It seems there are quite a few questions and answers related to the speed of nested for loops - I think I looked at every single one of them! But unfortunately I am still not exactly sure why my code is slow. I'm hoping I can get some guidance from you fine people.
I download a csv file daily that has ~116,000 entries. Items are added and taken away from it at inconsistent points in the file, so every day I want to see what was added and what was taken away.
Getting the entries from csv to a list takes no time at all, for both the old and new list, but I encounter a big speed decrease in the next part of the code, although at the end, it does what I want and spits out the difference - items added and items removed.
Each of the 116,000 items in the list is a dictionary like so:
old or new = [{'Date Stamped': '', 'Name': '', 'Registration Number': '', 'Type': '', "Form Name': '', 'URL': "}]
when I get to this point:
added = [i for i in new if not i in old]
removed = [i for i in old if not i in new]
It takes 25 minutes to finish! I feel like this is a long time, but also I may not be understanding exactly what I'm doing.
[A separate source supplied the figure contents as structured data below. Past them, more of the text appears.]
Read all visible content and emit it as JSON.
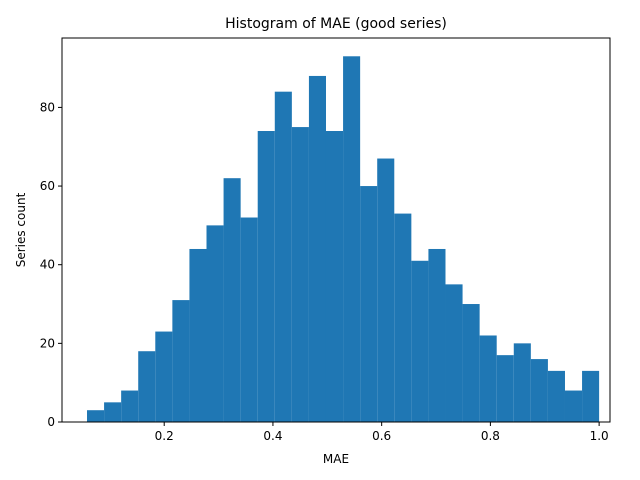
{
  "chart_data": {
    "type": "histogram",
    "title": "Histogram of MAE (good series)",
    "x_label": "MAE",
    "y_label": "Series count",
    "bins": [
      0.058,
      0.0894,
      0.1208,
      0.1522,
      0.1836,
      0.215,
      0.2464,
      0.2778,
      0.3092,
      0.3406,
      0.372,
      0.4034,
      0.4348,
      0.4662,
      0.4976,
      0.529,
      0.5604,
      0.5918,
      0.6232,
      0.6546,
      0.686,
      0.7174,
      0.7488,
      0.7802,
      0.8116,
      0.843,
      0.8744,
      0.9058,
      0.9372,
      0.9686,
      1.0
    ],
    "values": [
      3,
      5,
      8,
      18,
      23,
      31,
      44,
      50,
      62,
      52,
      74,
      84,
      75,
      88,
      74,
      93,
      60,
      67,
      53,
      41,
      44,
      35,
      30,
      22,
      17,
      20,
      16,
      13,
      8,
      13
    ],
    "color": "#1f77b4",
    "xlim": [
      0.012,
      1.02
    ],
    "xticks": [
      0.2,
      0.4,
      0.6,
      0.8,
      {
        "value": 1,
        "label": "1.0"
      }
    ],
    "ylim": [
      0,
      97.65
    ],
    "yticks": [
      0,
      20,
      40,
      60,
      80
    ]
  }
}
Each list (old and new) has ~116000 items in it. Is that because i has to iterate through ~116,000 items 4 times?
It does what I want, in the end, but it seems awfully slow for what it's doing; that said, this is really the first time I've worked with a data set with this many items, so maybe it's par for course.
Is this slow because it is a nested for loop? Is it slow because of the size? I am definitely an amateur and really appreciate everyone's help. Thanks so much.